Film Robinson Crusoe bukan saja hanya berbicara tentang cara bagaimana harus survival di tengah kesendirian di pulau yang tak tahu menahu sebelumnya, tetapi juga bagaimana proses interaksi sosial dengan lingkungan sekitar. Di dalam film tersebut banyak tersirat berbagai macam pelajaran yang bisa diambil. Mulai dari survival seperti telah tadi saya sebutkan di atas, kemudian, cara interaksi sosial, mengamati adat istiadat yang sangat berbeda dan memahami keyakinan yang berbeda.

Hal pertama yang membuat penulis penasaran dalam film tersebut saat mana ia harus berkomunikasi dengan Friday, yang bahasanya pun berbeda. Bagaimana kemudian, Robinson berusaha untuk memahamkan Friday. Ia terus berusaha untuk berkomunikasi, sampai akhirnya Friday tersebut bisa berkomunikasi berkat Robinson.

Kemudian, hal yang menarik yang kedua adalah, di saat Robinson berusaha untuk mengajarkan atau menyampaikan tentang ketuhanan. Ia menjelaskan bahwa yang menciptakan dirinya adalah Tuhan. Friday mengatakan bahwa Tuhannya adalah Pakia (Buaya Besar). Bahwa Tuhan dia berupa Tuhan yang bersifat praksis. Ia menjelaskan jika ingin segar bugar makan jantung manusia, jika ingin yang lainnya makan ini itu dan lain sebagainya. Robinson membantah, dan berkata kasar terhadap Friday bahwa itu bukanlah Tuhan. Tetapi Friday tetap bersikukuh dengan keyakinannya, dan begitu pun Robinson tetap membantah dan menyalahkan. Akhirnya, sebab perdebatan itu, keduanya justru malah saling menjauh dan saling diam.

Jika dianalisis menggunakan definisi agama menurut Meredith, yang menjadi dua kategori yang agama bersifat substantif dan fungsional, dapat kita ketahui perbedaannya bahwa agama yang diyakini oleh Friday lebih bersifat fungsional dan sebaliknya Robinson bersifat substantif. Fungsional memfokuskan perhatian pada apa yang dibuat oleh agama bagi individu dan kelompok sosialnya, sedangkan substantif sebagaimana didefinisikan oleh Melford Spiro, agama yaitu satu institusi yang terdiri dari pola-pola interaksi kultural dengan makhluk-makhluk adikrodati yang dipercayai secara kultural (Marzali, 2016: 60)

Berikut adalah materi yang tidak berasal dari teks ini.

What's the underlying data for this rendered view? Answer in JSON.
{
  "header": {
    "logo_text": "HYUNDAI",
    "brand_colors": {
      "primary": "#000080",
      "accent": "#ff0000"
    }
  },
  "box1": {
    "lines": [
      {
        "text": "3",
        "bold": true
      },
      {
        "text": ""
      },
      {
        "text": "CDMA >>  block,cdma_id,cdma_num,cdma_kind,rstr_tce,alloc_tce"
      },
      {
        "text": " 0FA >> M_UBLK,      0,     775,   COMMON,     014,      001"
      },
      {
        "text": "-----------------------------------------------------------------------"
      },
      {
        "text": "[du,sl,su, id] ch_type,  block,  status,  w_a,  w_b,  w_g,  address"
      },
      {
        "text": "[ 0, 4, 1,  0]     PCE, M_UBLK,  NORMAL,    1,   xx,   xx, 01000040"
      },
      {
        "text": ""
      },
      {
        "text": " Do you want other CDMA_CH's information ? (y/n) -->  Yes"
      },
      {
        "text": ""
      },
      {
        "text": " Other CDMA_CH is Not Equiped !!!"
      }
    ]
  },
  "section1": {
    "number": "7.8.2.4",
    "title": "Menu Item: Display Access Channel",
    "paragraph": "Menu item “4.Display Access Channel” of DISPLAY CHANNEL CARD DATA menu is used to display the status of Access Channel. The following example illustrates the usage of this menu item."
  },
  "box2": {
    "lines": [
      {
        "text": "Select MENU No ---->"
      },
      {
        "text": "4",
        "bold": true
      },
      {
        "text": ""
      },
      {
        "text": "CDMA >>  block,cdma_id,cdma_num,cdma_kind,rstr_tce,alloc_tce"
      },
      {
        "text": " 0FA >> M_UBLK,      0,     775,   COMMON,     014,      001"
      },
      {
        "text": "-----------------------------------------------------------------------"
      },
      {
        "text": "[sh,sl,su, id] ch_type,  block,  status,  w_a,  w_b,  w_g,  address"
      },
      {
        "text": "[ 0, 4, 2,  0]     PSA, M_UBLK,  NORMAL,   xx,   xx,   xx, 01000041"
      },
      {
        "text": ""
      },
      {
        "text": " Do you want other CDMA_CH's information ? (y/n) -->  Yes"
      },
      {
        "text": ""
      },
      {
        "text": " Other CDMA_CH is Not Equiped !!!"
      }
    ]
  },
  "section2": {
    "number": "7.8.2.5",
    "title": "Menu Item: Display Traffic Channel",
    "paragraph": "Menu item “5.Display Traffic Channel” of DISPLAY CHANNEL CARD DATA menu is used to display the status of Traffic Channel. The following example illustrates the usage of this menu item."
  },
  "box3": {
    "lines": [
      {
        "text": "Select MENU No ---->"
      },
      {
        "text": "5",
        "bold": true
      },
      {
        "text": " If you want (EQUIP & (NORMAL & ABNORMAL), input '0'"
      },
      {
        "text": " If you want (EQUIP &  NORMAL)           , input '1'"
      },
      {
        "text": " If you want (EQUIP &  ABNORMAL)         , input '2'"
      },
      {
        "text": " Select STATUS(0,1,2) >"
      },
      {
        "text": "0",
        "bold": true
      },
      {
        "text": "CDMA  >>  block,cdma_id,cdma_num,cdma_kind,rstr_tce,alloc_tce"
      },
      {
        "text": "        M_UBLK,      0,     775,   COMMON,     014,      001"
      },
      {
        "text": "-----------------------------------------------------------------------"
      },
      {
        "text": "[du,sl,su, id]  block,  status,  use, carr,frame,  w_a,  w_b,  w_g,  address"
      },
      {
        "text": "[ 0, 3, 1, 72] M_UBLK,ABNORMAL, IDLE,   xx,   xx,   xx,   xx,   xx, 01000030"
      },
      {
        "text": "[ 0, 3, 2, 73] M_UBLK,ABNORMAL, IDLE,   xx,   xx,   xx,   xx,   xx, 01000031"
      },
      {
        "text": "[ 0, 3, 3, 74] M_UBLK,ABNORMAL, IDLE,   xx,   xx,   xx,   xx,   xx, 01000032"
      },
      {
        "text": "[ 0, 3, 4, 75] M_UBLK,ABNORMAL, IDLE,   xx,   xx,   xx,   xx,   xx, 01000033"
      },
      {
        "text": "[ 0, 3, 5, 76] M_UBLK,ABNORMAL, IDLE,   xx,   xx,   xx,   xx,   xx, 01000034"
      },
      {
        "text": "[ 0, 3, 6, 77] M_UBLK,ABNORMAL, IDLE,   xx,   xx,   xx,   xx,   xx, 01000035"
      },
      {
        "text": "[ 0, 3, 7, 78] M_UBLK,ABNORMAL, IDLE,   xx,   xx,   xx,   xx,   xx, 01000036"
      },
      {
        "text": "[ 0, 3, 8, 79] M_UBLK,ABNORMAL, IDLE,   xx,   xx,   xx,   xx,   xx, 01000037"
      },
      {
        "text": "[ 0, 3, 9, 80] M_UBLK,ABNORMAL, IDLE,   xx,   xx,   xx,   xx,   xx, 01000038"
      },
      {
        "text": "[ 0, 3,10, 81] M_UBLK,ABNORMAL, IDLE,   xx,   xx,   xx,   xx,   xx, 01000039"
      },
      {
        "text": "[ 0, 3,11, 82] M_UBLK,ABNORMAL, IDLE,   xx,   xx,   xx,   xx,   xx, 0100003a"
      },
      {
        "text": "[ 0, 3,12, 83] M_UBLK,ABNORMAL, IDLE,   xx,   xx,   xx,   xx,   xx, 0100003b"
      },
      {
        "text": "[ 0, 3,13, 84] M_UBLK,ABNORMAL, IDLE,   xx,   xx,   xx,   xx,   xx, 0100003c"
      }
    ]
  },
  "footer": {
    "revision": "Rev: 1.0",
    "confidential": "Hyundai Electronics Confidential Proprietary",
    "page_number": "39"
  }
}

Dari sana, saya mengambil pelajaran yang walaupun sudah tahu, bahwa ketika berbicara dalam masalah keyakinan, kita tidaklah seharusnya memaksakan apa yang kita yakini terhadap orang lain yakini. Apa yang menurut kita salah belum tentu salah menurut orang lain, begitu sebaliknya. Keyakinan merupakan hal yang paling fundamental. Paling primer dalam diri setiap orang yang memiliki keyakinan, terlebih urusan Tuhan.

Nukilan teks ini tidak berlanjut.